Power

Pro-Choice Groups Hit Back After Denver Post Endorses Anti-Choice Gardner

Abortion rights organizations say the Denver Post's endorsement of senatorial candidate Cory Gardner contradicts the paper's long-held editorial stance on choice, among other things.

Abortion rights organizations say the Denver Post's endorsement of senatorial candidate Cory Gardner contradicts the paper's long-held editorial stance on choice, among other things. Cory Gardner for Senate/Youtube

In response to the Denver Post’s endorsement of Colorado senatorial candidate Cory Gardner, abortion rights organizations in Colorado purchased a full-page advertisement October 19 in the Post, arguing that Gardner’s positions on key issues contradict the newspaper’s editorial positions.

The endorsement, which ran last Sunday, blasted Gardner’s opponent, Sen. Mark Udall, for running an “obnoxious one-issue campaign” on women’s issues, stating that Udall has “devoted a shocking amount of energy and money trying to convince voters that Gardner seeks to outlaw birth control despite the congressman’s call for over-the-counter sales of contraceptives.”

Gardner is a co-sponsor of a bill that could ban all abortion and some forms of birth control, as pointed out in Sunday’s ad, sponsored by MoveOn.org Political Action and NARAL Pro Choice America PAC.

The ad listed four editorial positions of the Denver Post: protecting a women’s right to choose, fighting global warming, supporting comprehensive immigration reform, and valuing compromise and fresh ideas.

Then the ad stated that Gardner “still backs a bill that would ban abortion,” “voted to block progress on combating carbon pollution,” “opposes the bipartisan Senate immigration bill,” and “holds a consistently right-wing voting record in the House.”

The Post, in its endorsement of the Republican, argued that “contrary to Udall’s tedious refrain, Gardner’s election would pose no threat to abortion rights.”

Gardner is a long-standing opponent of abortion under any circumstance.

In March, however, Gardner withdrew his support for state “personhood” amendments, angering Colorado personhood organizers, though he left his name on the federal personhood bill. In Congress, he’s voted to redefine rape and defund Planned Parenthood.

During the past week, commentators from around the country joined pro-choice groups in attacking the Post’s Gardner endorsement.
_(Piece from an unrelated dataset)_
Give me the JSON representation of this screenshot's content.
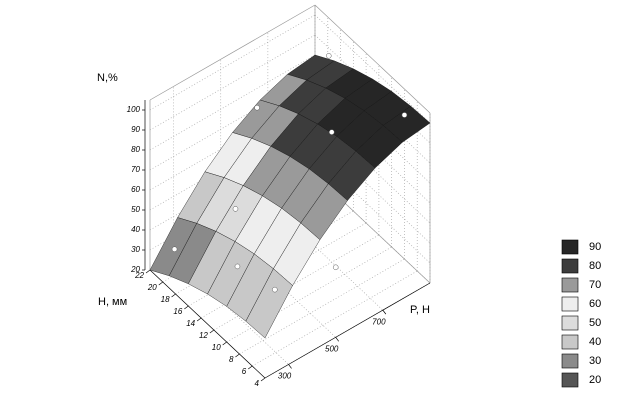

In an open letter to Post Editor Gregory Moore, former Colorado Sen. Gary Hart wrote, “For you to conclude that Mr. Gardner will be anything other than a consistent vote for a Tea Party dictated agenda on the major social and economic issues of the day is confounding.”

Gardner, in a Fox News appearance over the weekend, shot back.

“Everybody knows [Gary Hart’s] claim to fame. So, I`m not too worried about what Gary Hart thinks about, and he can take his monkey business other places,” Gardner said.

The New Republic’s Danny Vinik chastised the the Post, writing that the endorsement was “baffling, because the Post doesn’t agree with Gardner on almost any issue.”

Gardner has criticized the media multiple times in recent years as being biased toward liberals, but he tweeted that he was “honored and humbled” to be endorsed by the Post.

Gardner’s race against Udall is widely considered a toss-up.